La Inflación en Argentina: Un Desafío Persistente
En un giro que desmiente las aspiraciones del actual gobierno, el Instituto Nacional de Estadística y Censos (INDEC) informó que la inflación de diciembre alcanzó el 2,8%. Este dato se aleja de las expectativas de eliminar el Índice de Precios al Consumidor (IPC) en el corto plazo, y desafía las promesas de un sueño inflacionario de cero proclamadas por Javier Milei. A pesar de que la inflación anual de 2025 se ubicó en un 31,5%, lo cual implica una desaceleración notable respecto al récord del 117,8% de 2024, aún está lejos de las proyecciones esperadas por el oficialismo. Esta situación refleja las dificultades estructurales en la economía, evidentes en el aumento de precios en sectores clave, siendo el rubro de Transporte el que más ha impulsado esta reciente alza.
El transporte ha experimentado un incremento del 4%, seguido de cerca por el rubro de Vivienda y servicios básicos, que crecieron un 3,4%. Las Comunicaciones también vieron un aumento del 3,3%, lo que resalta cómo las fluctuaciones económicas tienen repercusiones directas en el costo de vida diario de los argentinos. Los incrementos no se limitan a estos sectores esenciales: el costo de Restaurantes y hoteles subió un 3,2%, mientras que los Alimentos y bebidas no alcohólicas reportaron un repunte del 3,1%. En contraposición, algunos sectores mostraron una menor presión inflacionaria, como Prendas de vestir y calzado, que solo aumentaron un 1,1%, y Educación, que se mantuvo en un modesto 0,4%. Esta variedad en el comportamiento de los precios subraya un panorama complejo y contrastante.

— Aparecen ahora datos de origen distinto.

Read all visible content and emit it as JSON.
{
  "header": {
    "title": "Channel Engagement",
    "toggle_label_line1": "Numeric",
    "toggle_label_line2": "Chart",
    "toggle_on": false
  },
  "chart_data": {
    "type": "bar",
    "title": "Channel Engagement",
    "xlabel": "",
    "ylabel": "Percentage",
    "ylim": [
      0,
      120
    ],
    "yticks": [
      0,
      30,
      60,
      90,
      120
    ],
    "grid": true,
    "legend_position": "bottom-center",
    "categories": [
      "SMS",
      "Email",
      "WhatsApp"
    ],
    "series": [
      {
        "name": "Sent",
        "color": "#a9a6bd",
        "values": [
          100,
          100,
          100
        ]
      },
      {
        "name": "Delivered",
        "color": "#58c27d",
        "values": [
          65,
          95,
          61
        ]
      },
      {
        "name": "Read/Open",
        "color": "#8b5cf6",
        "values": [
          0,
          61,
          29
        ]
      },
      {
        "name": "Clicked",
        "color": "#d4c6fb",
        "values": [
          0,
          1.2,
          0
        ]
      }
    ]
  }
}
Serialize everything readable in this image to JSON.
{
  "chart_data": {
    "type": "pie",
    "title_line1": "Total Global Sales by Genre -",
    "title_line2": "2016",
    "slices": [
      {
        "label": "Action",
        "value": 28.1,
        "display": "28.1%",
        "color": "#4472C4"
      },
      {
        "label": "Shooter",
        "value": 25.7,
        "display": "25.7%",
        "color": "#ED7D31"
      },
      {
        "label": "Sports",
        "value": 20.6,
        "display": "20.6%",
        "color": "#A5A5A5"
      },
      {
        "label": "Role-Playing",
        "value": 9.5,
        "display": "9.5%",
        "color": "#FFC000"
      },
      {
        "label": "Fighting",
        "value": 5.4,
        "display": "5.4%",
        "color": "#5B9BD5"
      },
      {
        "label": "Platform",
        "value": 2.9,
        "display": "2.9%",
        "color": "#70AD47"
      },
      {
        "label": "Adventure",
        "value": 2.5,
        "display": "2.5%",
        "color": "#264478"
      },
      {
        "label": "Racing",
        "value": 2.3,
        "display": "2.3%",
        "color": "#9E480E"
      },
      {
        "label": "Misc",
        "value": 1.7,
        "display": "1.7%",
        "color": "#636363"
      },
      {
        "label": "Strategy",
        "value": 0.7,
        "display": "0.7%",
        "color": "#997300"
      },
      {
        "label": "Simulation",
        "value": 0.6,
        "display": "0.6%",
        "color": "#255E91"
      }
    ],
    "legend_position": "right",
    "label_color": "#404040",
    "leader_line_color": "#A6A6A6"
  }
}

La respuesta del ministro de Economía, Luis Caputo, no tardó en llegar. En un mensaje en sus redes sociales, destacó que la inflación de 2025 representa el menor registro en ocho años, lo que refleja una estabilidad macroeconómica a pesar de los desafíos actuales, como la dolarización monetaria que afecta más del 50% del M2. Caputo enfatizó que, a pesar de un año difícil, la estrategia económica centrada en el superávit fiscal, el monitoreo del flujo monetario y la capitalización del Banco Central de Argentina, están orientando al país hacia la meta de eliminar la inflación persistente. Esto implica un esfuerzo por construir una economía más sólida y predecible, en la que la estabilidad de precios sea un objetivo alcanzable.